Prevalence of Vaccine-Preventable Diseases Highest in Africa
MVN-A is the fourth program launched by Merck in Africa. The program reflects the company’s commitment to improving access to medicines in the developing world through disease education, training and services initiatives.
Merck is focusing its efforts on Africa because the continent bears the highest per capita burden of vaccine-preventable diseases and has the highest concentration of GAVI-eligible3 nations in the world. Fifty percent of children in sub-Saharan Africa do not receive basic vaccinations during their first year of life, according to the WHO, UNICEF and the World Bank in a study released in November 20024. The report points out that vaccination rates in sub-Saharan Africa fell dramatically in the 1990’s while many areas of the world saw vaccination rates increase substantially5.
Other Merck initiatives addressing health issues in Africa include the 16-year-old Merck Mectizan® Donation Program, the UN/Industry Accelerating Access Initiative and the African Comprehensive HIV/AIDS Partnership (ACHAP) in Botswana.

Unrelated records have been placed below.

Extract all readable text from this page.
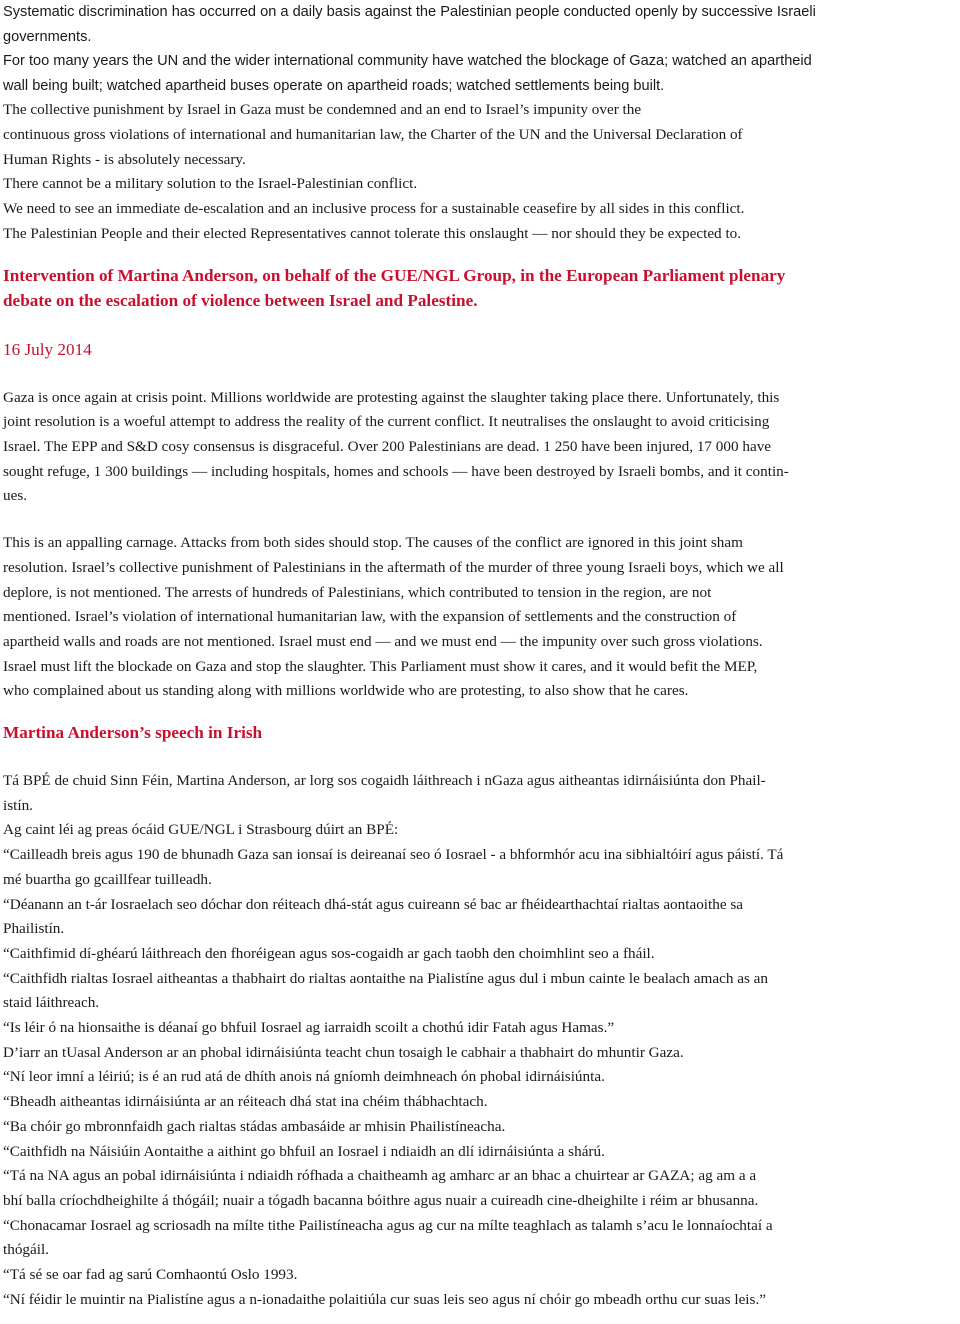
Systematic discrimination has occurred on a daily basis against the Palestinian people conducted openly by successive Israeli

governments.

For too many years the UN and the wider international community have watched the blockage of Gaza; watched an apartheid

wall being built; watched apartheid buses operate on apartheid roads; watched settlements being built.

The collective punishment by Israel in Gaza must be condemned and an end to Israel’s impunity over the

continuous gross violations of international and humanitarian law, the Charter of the UN and the Universal Declaration of

Human Rights - is absolutely necessary.

There cannot be a military solution to the Israel-Palestinian conflict.

We need to see an immediate de-escalation and an inclusive process for a sustainable ceasefire by all sides in this conflict.

The Palestinian People and their elected Representatives cannot tolerate this onslaught — nor should they be expected to.

Intervention of Martina Anderson, on behalf of the GUE/NGL Group, in the European Parliament plenary

debate on the escalation of violence between Israel and Palestine.

16 July 2014

Gaza is once again at crisis point. Millions worldwide are protesting against the slaughter taking place there. Unfortunately, this

joint resolution is a woeful attempt to address the reality of the current conflict. It neutralises the onslaught to avoid criticising

Israel. The EPP and S&D cosy consensus is disgraceful. Over 200 Palestinians are dead. 1 250 have been injured, 17 000 have

sought refuge, 1 300 buildings — including hospitals, homes and schools — have been destroyed by Israeli bombs, and it contin-

ues.

This is an appalling carnage. Attacks from both sides should stop. The causes of the conflict are ignored in this joint sham

resolution. Israel’s collective punishment of Palestinians in the aftermath of the murder of three young Israeli boys, which we all

deplore, is not mentioned. The arrests of hundreds of Palestinians, which contributed to tension in the region, are not

mentioned. Israel’s violation of international humanitarian law, with the expansion of settlements and the construction of

apartheid walls and roads are not mentioned. Israel must end — and we must end — the impunity over such gross violations.

Israel must lift the blockade on Gaza and stop the slaughter. This Parliament must show it cares, and it would befit the MEP,

who complained about us standing along with millions worldwide who are protesting, to also show that he cares.

Martina Anderson’s speech in Irish

Tá BPÉ de chuid Sinn Féin, Martina Anderson, ar lorg sos cogaidh láithreach i nGaza agus aitheantas idirnáisiúnta don Phail-

istín.

Ag caint léi ag preas ócáid GUE/NGL i Strasbourg dúirt an BPÉ:

“Cailleadh breis agus 190 de bhunadh Gaza san ionsaí is deireanaí seo ó Iosrael - a bhformhór acu ina sibhialtóirí agus páistí. Tá

mé buartha go gcaillfear tuilleadh.

“Déanann an t-ár Iosraelach seo dóchar don réiteach dhá-stát agus cuireann sé bac ar fhéidearthachtaí rialtas aontaoithe sa

Phailistín.

“Caithfimid dí-ghéarú láithreach den fhoréigean agus sos-cogaidh ar gach taobh den choimhlint seo a fháil.

“Caithfidh rialtas Iosrael aitheantas a thabhairt do rialtas aontaithe na Pialistíne agus dul i mbun cainte le bealach amach as an

staid láithreach.

“Is léir ó na hionsaithe is déanaí go bhfuil Iosrael ag iarraidh scoilt a chothú idir Fatah agus Hamas.”

D’iarr an tUasal Anderson ar an phobal idirnáisiúnta teacht chun tosaigh le cabhair a thabhairt do mhuntir Gaza.

“Ní leor imní a léiriú; is é an rud atá de dhíth anois ná gníomh deimhneach ón phobal idirnáisiúnta.

“Bheadh aitheantas idirnáisiúnta ar an réiteach dhá stat ina chéim thábhachtach.

“Ba chóir go mbronnfaidh gach rialtas stádas ambasáide ar mhisin Phailistíneacha.

“Caithfidh na Náisiúin Aontaithe a aithint go bhfuil an Iosrael i ndiaidh an dlí idirnáisiúnta a shárú.

“Tá na NA agus an pobal idirnáisiúnta i ndiaidh rófhada a chaitheamh ag amharc ar an bhac a chuirtear ar GAZA; ag am a a

bhí balla críochdheighilte á thógáil; nuair a tógadh bacanna bóithre agus nuair a cuireadh cine-dheighilte i réim ar bhusanna.

“Chonacamar Iosrael ag scriosadh na mílte tithe Pailistíneacha agus ag cur na mílte teaghlach as talamh s’acu le lonnaíochtaí a

thógáil.

“Tá sé se oar fad ag sarú Comhaontú Oslo 1993.

“Ní féidir le muintir na Pialistíne agus a n-ionadaithe polaitiúla cur suas leis seo agus ní chóir go mbeadh orthu cur suas leis.”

ACHAP is a partnership with the Government of Botswana, the Bill & Melinda Gates Foundation, Merck and The Merck Company Foundation.
Merck & Co., Inc. located in Whitehouse Station, N.J., U.S.A., also known as Merck, Sharp & Dohme (MSD) in countries outside the U.S., is a global research-driven pharmaceutical products company. Merck discovers, develops, manufactures and markets a broad range of innovative products to improve human and animal health, directly and through its joint ventures.
Forward Looking Statement
This press release contains “forward-looking statements" as that term is defined in the Private Securities Litigation Reform Act of 1995. No forward-looking statement can be guaranteed and actual results may differ materially from those projected. Merck undertakes no obligation to publicly update any forward-looking statement, whether as a result of new information, future events, or otherwise. Forward-looking statements in this press release should be evaluated together with the many uncertainties that affect the Company’s businesses, particularly those mentioned in the cautionary statements in Item 1 of our Forum 10-K for the year ended Dec. 31, 2002, and in our periodic reports on Form 10-Q and Form 8-K (if any) which we incorporate by reference.
1 UNICEF. The State of the World’s Children 2001 Report. Table 3: Health, pg. 5.
2 World Health Organization, 2002 State of the World’s Vaccines and Immunizations Report. November 2002, pg. ix.
3 UNICEF. The State of the World’s Children 2001 Report. Table 3: Health, pg. 5.
4 World Health Organization, 2002 State of the World’s Vaccines and Immunizations Report. November 2002, pg. ix.
5 World Health Organization, 2002 State of the World’s Vaccines and Immunizations Report. November 2002, pg. x.